Other parts of the story required more dramatic, or as the VFX team referred to it ‘big’ power. Much larger scale and not just lightning bolts, the big power resulted in a plane crash, burning fx such as smoke sparks and flames, as well as the impact fx of surface peeling and destruction.
A pivotal part of The Power is the skein, a power generating organ, dormant in older women unless awakened, but active in younger women. Based on an art department organ for an autopsy sequence, the team had to place it behind the collar bone believably. The skein is shown in an MRI of a young woman as well as pulsating in many of the characters at different points.
Simon Hughes explains how the skein was created. “Each character and storyline had a different skein requirement and each key character had her own skein, similar to the power arm. The team created these through twisting pulsing animation combined with lighting effects and compositing to create a graphic external visceral organ. They used a combination of FX simulations with internal lighting sub surface passes and compositing techniques using animated Lichtenberg patterns, creating three dimensional appearances in Nuke.”

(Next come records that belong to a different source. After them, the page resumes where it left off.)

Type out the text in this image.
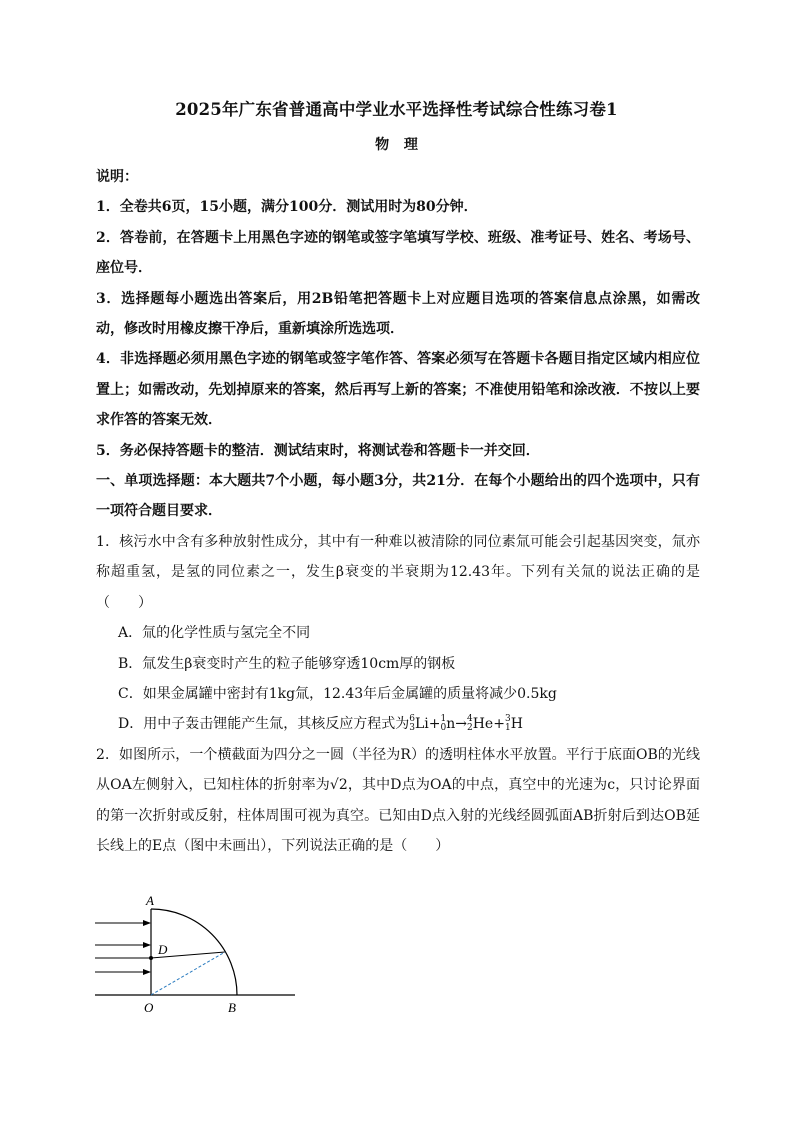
2025年广东省普通高中学业水平选择性考试综合性练习卷1
物 理

说明：

1．全卷共6页，15小题，满分100分．测试用时为80分钟．

2．答卷前，在答题卡上用黑色字迹的钢笔或签字笔填写学校、班级、准考证号、姓名、考场号、座位号．

3．选择题每小题选出答案后，用2B铅笔把答题卡上对应题目选项的答案信息点涂黑，如需改动，修改时用橡皮擦干净后，重新填涂所选选项．

4．非选择题必须用黑色字迹的钢笔或签字笔作答、答案必须写在答题卡各题目指定区域内相应位置上；如需改动，先划掉原来的答案，然后再写上新的答案；不准使用铅笔和涂改液．不按以上要求作答的答案无效．

5．务必保持答题卡的整洁．测试结束时，将测试卷和答题卡一并交回．

一、单项选择题：本大题共7个小题，每小题3分，共21分．在每个小题给出的四个选项中，只有一项符合题目要求．

1．核污水中含有多种放射性成分，其中有一种难以被清除的同位素氚可能会引起基因突变，氚亦称超重氢，是氢的同位素之一，发生β衰变的半衰期为12.43年。下列有关氚的说法正确的是（　　）

A．氚的化学性质与氢完全不同

B．氚发生β衰变时产生的粒子能够穿透10cm厚的钢板

C．如果金属罐中密封有1kg氚，12.43年后金属罐的质量将减少0.5kg

D．用中子轰击锂能产生氚，其核反应方程式为6
3Li+1
0n→4
2He+3
1H

2．如图所示，一个横截面为四分之一圆（半径为R）的透明柱体水平放置。平行于底面OB的光线从OA左侧射入，已知柱体的折射率为√2，其中D点为OA的中点，真空中的光速为c，只讨论界面的第一次折射或反射，柱体周围可视为真空。已知由D点入射的光线经圆弧面AB折射后到达OB延长线上的E点（图中未画出），下列说法正确的是（　　）

A
D
O	B
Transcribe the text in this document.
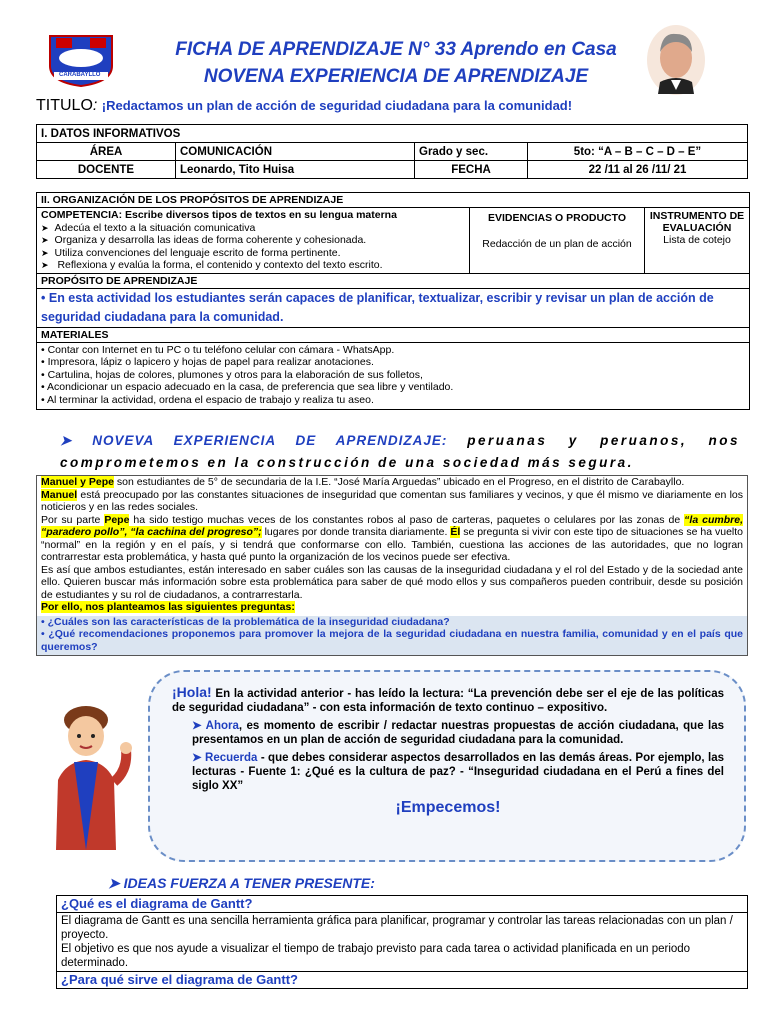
CARABAYLLO
FICHA DE APRENDIZAJE N° 33 Aprendo en Casa
NOVENA EXPERIENCIA DE APRENDIZAJE
TITULO: ¡Redactamos un plan de acción de seguridad ciudadana para la comunidad!
I. DATOS INFORMATIVOS			
ÁREA	COMUNICACIÓN	Grado y sec.	5to: “A – B – C – D – E”
DOCENTE	Leonardo, Tito Huisa	FECHA	22 /11 al 26 /11/ 21
II. ORGANIZACIÓN DE LOS PROPÓSITOS DE APRENDIZAJE
COMPETENCIA: Escribe diversos tipos de textos en su lengua materna
➤ Adecúa el texto a la situación comunicativa
➤ Organiza y desarrolla las ideas de forma coherente y cohesionada.
➤ Utiliza convenciones del lenguaje escrito de forma pertinente.
➤ Reflexiona y evalúa la forma, el contenido y contexto del texto escrito.
EVIDENCIAS O PRODUCTO
Redacción de un plan de acción
INSTRUMENTO DE EVALUACIÓN
Lista de cotejo
PROPÓSITO DE APRENDIZAJE
• En esta actividad los estudiantes serán capaces de planificar, textualizar, escribir y revisar un plan de acción de seguridad ciudadana para la comunidad.
MATERIALES
• Contar con Internet en tu PC o tu teléfono celular con cámara - WhatsApp.
• Impresora, lápiz o lapicero y hojas de papel para realizar anotaciones.
• Cartulina, hojas de colores, plumones y otros para la elaboración de sus folletos,
• Acondicionar un espacio adecuado en la casa, de preferencia que sea libre y ventilado.
• Al terminar la actividad, ordena el espacio de trabajo y realiza tu aseo.
➤ NOVEVA EXPERIENCIA DE APRENDIZAJE: peruanas y peruanos, nos comprometemos en la construcción de una sociedad más segura.

Manuel y Pepe son estudiantes de 5° de secundaria de la I.E. “José María Arguedas” ubicado en el Progreso, en el distrito de Carabayllo.

Manuel está preocupado por las constantes situaciones de inseguridad que comentan sus familiares y vecinos, y que él mismo ve diariamente en los noticieros y en las redes sociales.

Por su parte Pepe ha sido testigo muchas veces de los constantes robos al paso de carteras, paquetes o celulares por las zonas de “la cumbre, “paradero pollo”, “la cachina del progreso”; lugares por donde transita diariamente. Él se pregunta si vivir con este tipo de situaciones se ha vuelto “normal” en la región y en el país, y si tendrá que conformarse con ello. También, cuestiona las acciones de las autoridades, que no logran contrarrestar esta problemática, y hasta qué punto la organización de los vecinos puede ser efectiva.

Es así que ambos estudiantes, están interesado en saber cuáles son las causas de la inseguridad ciudadana y el rol del Estado y de la sociedad ante ello. Quieren buscar más información sobre esta problemática para saber de qué modo ellos y sus compañeros pueden contribuir, desde su posición de estudiantes y su rol de ciudadanos, a contrarrestarla.

Por ello, nos planteamos las siguientes preguntas:

• ¿Cuáles son las características de la problemática de la inseguridad ciudadana?
• ¿Qué recomendaciones proponemos para promover la mejora de la seguridad ciudadana en nuestra familia, comunidad y en el país que queremos?
¡Hola! En la actividad anterior - has leído la lectura: “La prevención debe ser el eje de las políticas de seguridad ciudadana” - con esta información de texto continuo – expositivo.
➤ Ahora, es momento de escribir / redactar nuestras propuestas de acción ciudadana, que las presentamos en un plan de acción de seguridad ciudadana para la comunidad.
➤ Recuerda - que debes considerar aspectos desarrollados en las demás áreas. Por ejemplo, las lecturas - Fuente 1: ¿Qué es la cultura de paz? - “Inseguridad ciudadana en el Perú a fines del siglo XX”
¡Empecemos!
➤ IDEAS FUERZA A TENER PRESENTE:
¿Qué es el diagrama de Gantt?
El diagrama de Gantt es una sencilla herramienta gráfica para planificar, programar y controlar las tareas relacionadas con un plan / proyecto.
El objetivo es que nos ayude a visualizar el tiempo de trabajo previsto para cada tarea o actividad planificada en un periodo determinado.
¿Para qué sirve el diagrama de Gantt?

Throughout the series there are extraordinary power events where the team were required to show invisible power that went inside a pigeon and a nun to their heart and brain respectively.
Photoreal internal organs were developed in CG with interior anatomy lighting. Due to the complexity of the CG in these sequences previs was required to design the scenes and create an edit before the work commenced.

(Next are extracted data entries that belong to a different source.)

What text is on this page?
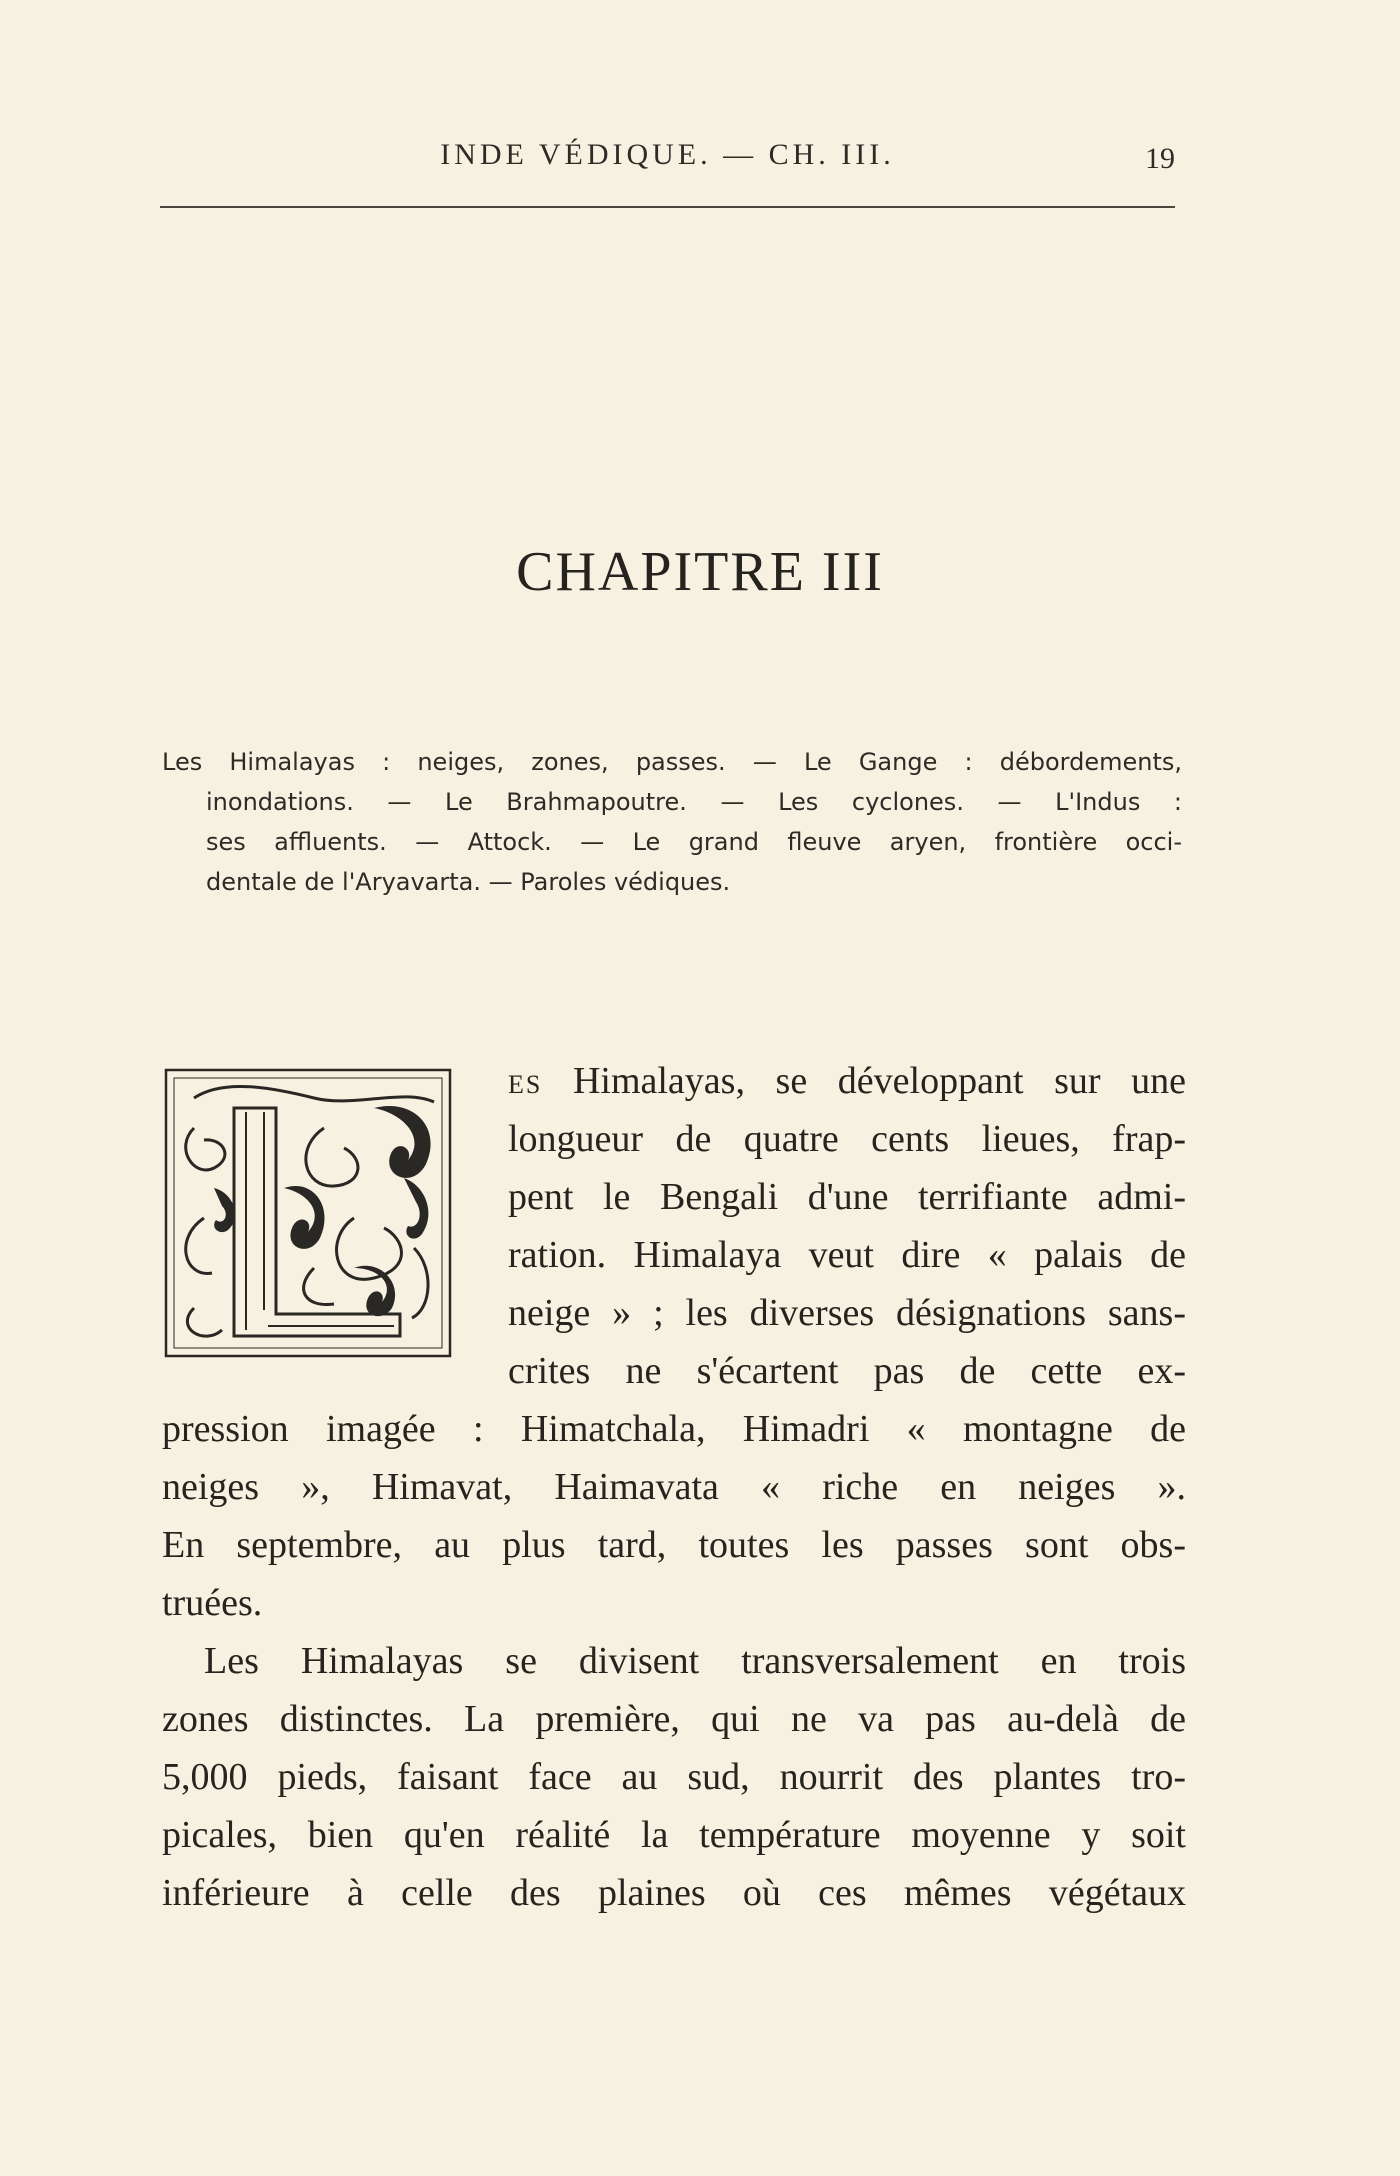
INDE VÉDIQUE. — CH. III.	19
CHAPITRE III
Les Himalayas : neiges, zones, passes. — Le Gange : débordements,
inondations. — Le Brahmapoutre. — Les cyclones. — L'Indus :
ses affluents. — Attock. — Le grand fleuve aryen, frontière occi-
dentale de l'Aryavarta. — Paroles védiques.
ES Himalayas, se développant sur une
longueur de quatre cents lieues, frap-
pent le Bengali d'une terrifiante admi-
ration. Himalaya veut dire « palais de
neige » ; les diverses désignations sans-
crites ne s'écartent pas de cette ex-
pression imagée : Himatchala, Himadri « montagne de
neiges », Himavat, Haimavata « riche en neiges ».
En septembre, au plus tard, toutes les passes sont obs-
truées.
Les Himalayas se divisent transversalement en trois
zones distinctes. La première, qui ne va pas au-delà de
5,000 pieds, faisant face au sud, nourrit des plantes tro-
picales, bien qu'en réalité la température moyenne y soit
inférieure à celle des plaines où ces mêmes végétaux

For the eels the CG team modelled and textured their assets to closely match reference material of real electric eels. Rob Hopper explains the process. ‘We rigged the creature along a curve in the 3D scene, to match the smooth movement of eels, and to give the best control in animation. The soft tissue for the fins was procedurally animated, inheriting motion from the same curve to give the sense of dynamics and flow. This clever and efficient rig solution meant that very little extra simulation work was needed per shot.

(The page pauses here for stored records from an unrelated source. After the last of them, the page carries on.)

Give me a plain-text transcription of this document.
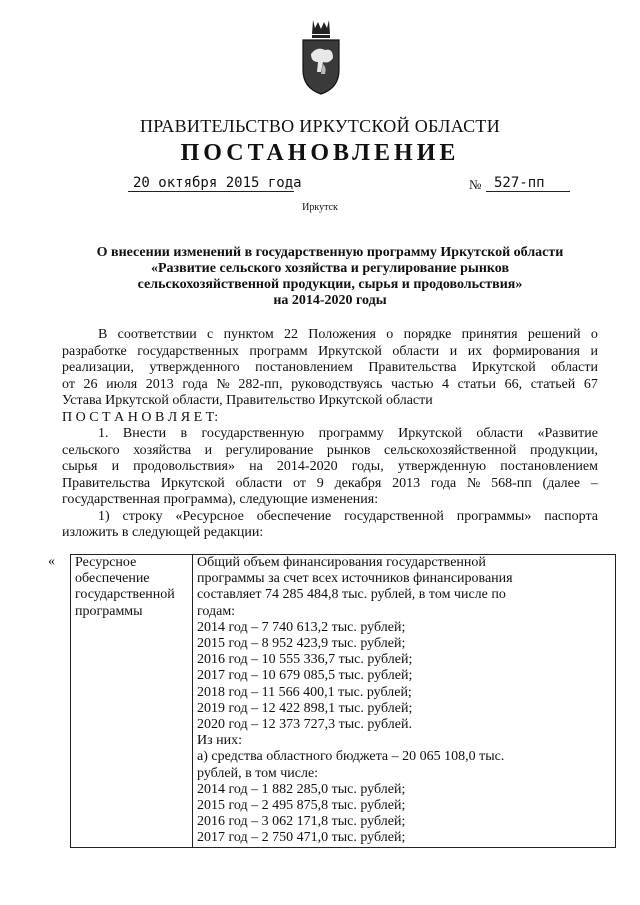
ПРАВИТЕЛЬСТВО ИРКУТСКОЙ ОБЛАСТИ
ПОСТАНОВЛЕНИЕ
20 октября 2015 года	№ 527-пп
Иркутск
О внесении изменений в государственную программу Иркутской области
«Развитие сельского хозяйства и регулирование рынков
сельскохозяйственной продукции, сырья и продовольствия»
на 2014-2020 годы
В соответствии с пунктом 22 Положения о порядке принятия решений о
разработке государственных программ Иркутской области и их формирования и
реализации, утвержденного постановлением Правительства Иркутской области
от 26 июля 2013 года № 282-пп, руководствуясь частью 4 статьи 66, статьей 67
Устава Иркутской области, Правительство Иркутской области
П О С Т А Н О В Л Я Е Т:
1. Внести в государственную программу Иркутской области «Развитие
сельского хозяйства и регулирование рынков сельскохозяйственной продукции,
сырья и продовольствия» на 2014-2020 годы, утвержденную постановлением
Правительства Иркутской области от 9 декабря 2013 года № 568-пп (далее –
государственная программа), следующие изменения:
1) строку «Ресурсное обеспечение государственной программы» паспорта
изложить в следующей редакции:
« Ресурсное
обеспечение
государственной
программы

Общий объем финансирования государственной
программы за счет всех источников финансирования
составляет 74 285 484,8 тыс. рублей, в том числе по
годам:
2014 год – 7 740 613,2 тыс. рублей;
2015 год – 8 952 423,9 тыс. рублей;
2016 год – 10 555 336,7 тыс. рублей;
2017 год – 10 679 085,5 тыс. рублей;
2018 год – 11 566 400,1 тыс. рублей;
2019 год – 12 422 898,1 тыс. рублей;
2020 год – 12 373 727,3 тыс. рублей.
Из них:
а) средства областного бюджета – 20 065 108,0 тыс.
рублей, в том числе:
2014 год – 1 882 285,0 тыс. рублей;
2015 год – 2 495 875,8 тыс. рублей;
2016 год – 3 062 171,8 тыс. рублей;
2017 год – 2 750 471,0 тыс. рублей;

For the pigeon we needed to replace the pigeon in its more frantic behaviour after it comes to life and flies around inside the convent. Our asset was created in the flying, wings expanded position so that our rig could most accurately replicate the flying cycles of a panicked bird. This gave us fine control over the wing and feathers shape, so that we could match the key poses and shapes based on real life reference.
Our CG chicken asset was created using photogrammetry of the chicken prop used on set. It was modelled and textured to be an exact match so that we could blend it seamlessly with the ‘live’ action version. Rigging controls were created for object tracking, and finer level controls were added to the feet/claws for the performance needed for the chicken’s final convulsions.”
In one of the most visually impactful scenes, the team also created a beautiful bioluminescent type glow around a group of actors in the Ocean all connecting with their power
These significant scenes involved complex tracking as they took place in water. The overall effect was created using ‘point render’ in Nuke to create ripple elements that were then composited to create a glowing under the surface of the water effect that reveals throughout the scene driven from Allie’s body and connecting with the other women’s as they fall back into the water. The power effect then continues to wrap around them as they feel the energy surge through their bodies.
Enhancing practical effects
Plenty of killing takes place in this show, and Union stepped up to enhance the gore. Physical scar makeup applied to the actors was enhanced digitally to add peeling, burst capillaries and to give the impression of electricity travelling through the tissue, which also had to be taken a lot further than the original intended makeup effects.
Two particularly important killings are Viktor, who is viciously bludgeoned by Titianna with the CG statue and Ndudi who is electrocuted in the face and becomes the first ‘victim’.